Now aged 35, Messi has already accepted this will be his final chance to lift the most famous trophy of them all, a little over a year on from helping La Albiceleste end their 28-year wait for a major title with Copa America success.
Ahead of the seven-time Ballon d’Or winner’s milestone match, we look at the numbers behind his previous 999 appearances for club and country – and why the next two weeks could yet define his career.
1,000 not out
Some 18 years and 48 days on from that first appearance for FC Barcelona comes game number 1,000 for club and country – and what a truly huge occasion it is for Messi and Argentina, who recovered from a slow start in the group phase to advance.

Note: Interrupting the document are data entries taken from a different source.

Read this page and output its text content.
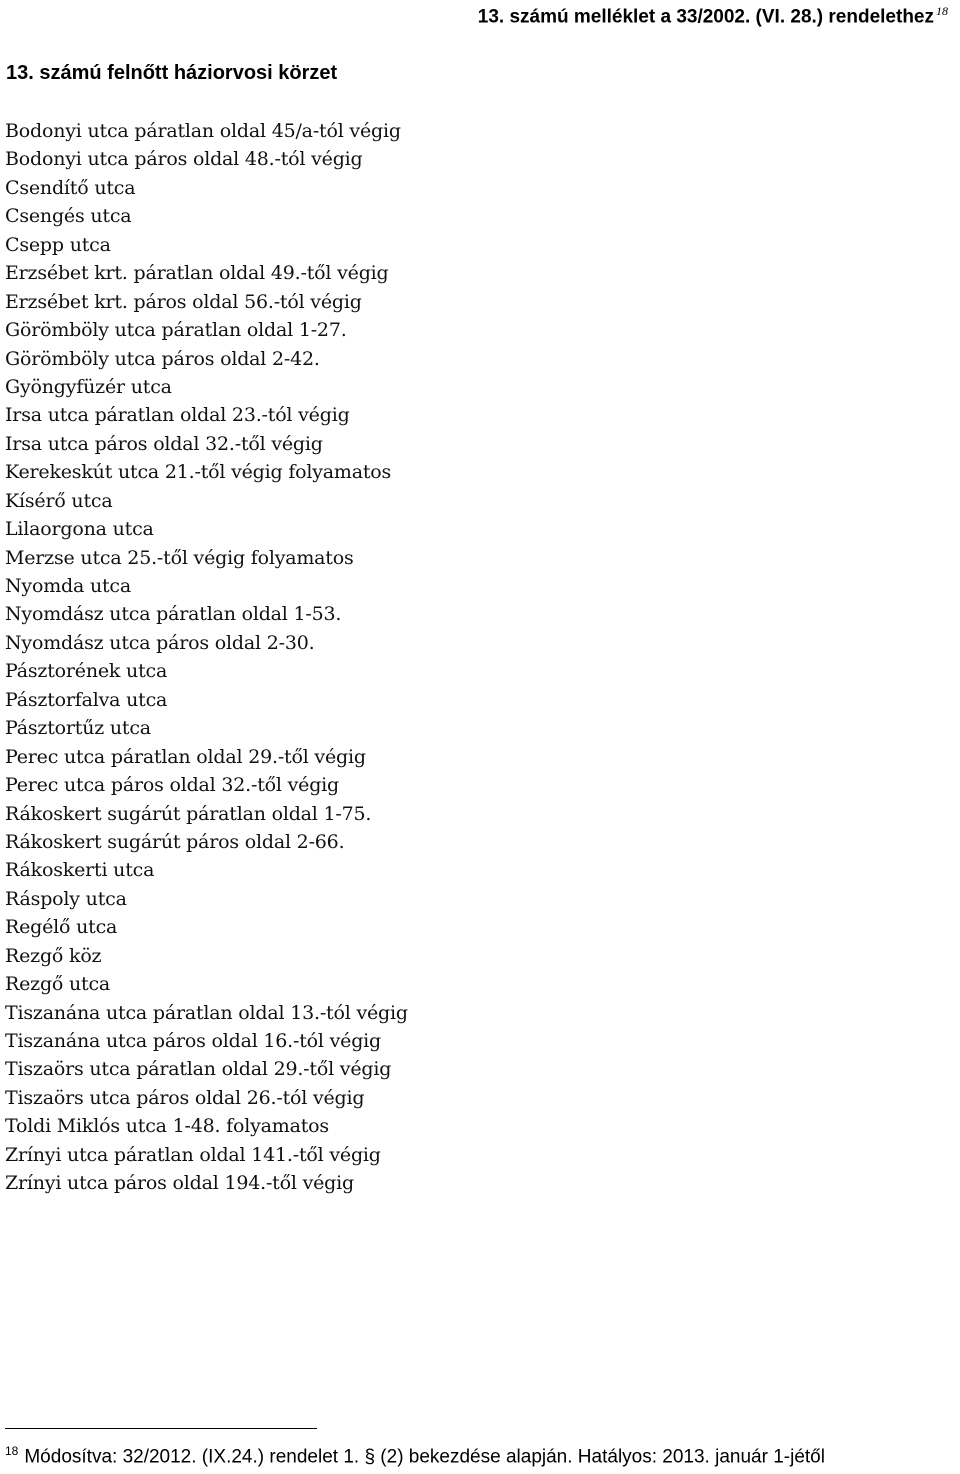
13. számú melléklet a 33/2002. (VI. 28.) rendelethez $^{18}$
13. számú felnőtt háziorvosi körzet
Bodonyi utca páratlan oldal 45/a-tól végig
Bodonyi utca páros oldal 48.-tól végig
Csendítő utca
Csengés utca
Csepp utca
Erzsébet krt. páratlan oldal 49.-től végig
Erzsébet krt. páros oldal 56.-tól végig
Görömböly utca páratlan oldal 1-27.
Görömböly utca páros oldal 2-42.
Gyöngyfüzér utca
Irsa utca páratlan oldal 23.-tól végig
Irsa utca páros oldal 32.-től végig
Kerekeskút utca 21.-től végig folyamatos
Kísérő utca
Lilaorgona utca
Merzse utca 25.-től végig folyamatos
Nyomda utca
Nyomdász utca páratlan oldal 1-53.
Nyomdász utca páros oldal 2-30.
Pásztorének utca
Pásztorfalva utca
Pásztortűz utca
Perec utca páratlan oldal 29.-től végig
Perec utca páros oldal 32.-től végig
Rákoskert sugárút páratlan oldal 1-75.
Rákoskert sugárút páros oldal 2-66.
Rákoskerti utca
Ráspoly utca
Regélő utca
Rezgő köz
Rezgő utca
Tiszanána utca páratlan oldal 13.-tól végig
Tiszanána utca páros oldal 16.-tól végig
Tiszaörs utca páratlan oldal 29.-től végig
Tiszaörs utca páros oldal 26.-tól végig
Toldi Miklós utca 1-48. folyamatos
Zrínyi utca páratlan oldal 141.-től végig
Zrínyi utca páros oldal 194.-től végig
$^{18}$ Módosítva: 32/2012. (IX.24.) rendelet 1. § (2) bekezdése alapján. Hatályos: 2013. január 1-jétől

Messi has featured in 22 previous World Cup matches – one more than Diego Maradona as the most ever for an Argentina player – scoring eight times and assisting six more.
Incredibly for a player of his game-changing quality, Messi has yet to score in the knockout stages of the World Cup – 23 efforts, zero goals. Interestingly, the same is also true of archenemy Cristiano Ronaldo (25 shots without a goal).
The aim for Messi will be to put that right against Australia on what will be his 169th senior cap, 17 years on from his senior international bow against Hungary, which came just 10 games into his career for club and country.
And while it will be a special occasion for Messi, the man many consider to be the greatest of all time will hope to make it to 1,003 matches before Argentina’s Qatar campaign concludes.
Should that be the case and Argentina go on to lift the World Cup for the first time since 1986, a centre-stage Messi will have the defining moment of a truly special career that still has some way to go yet.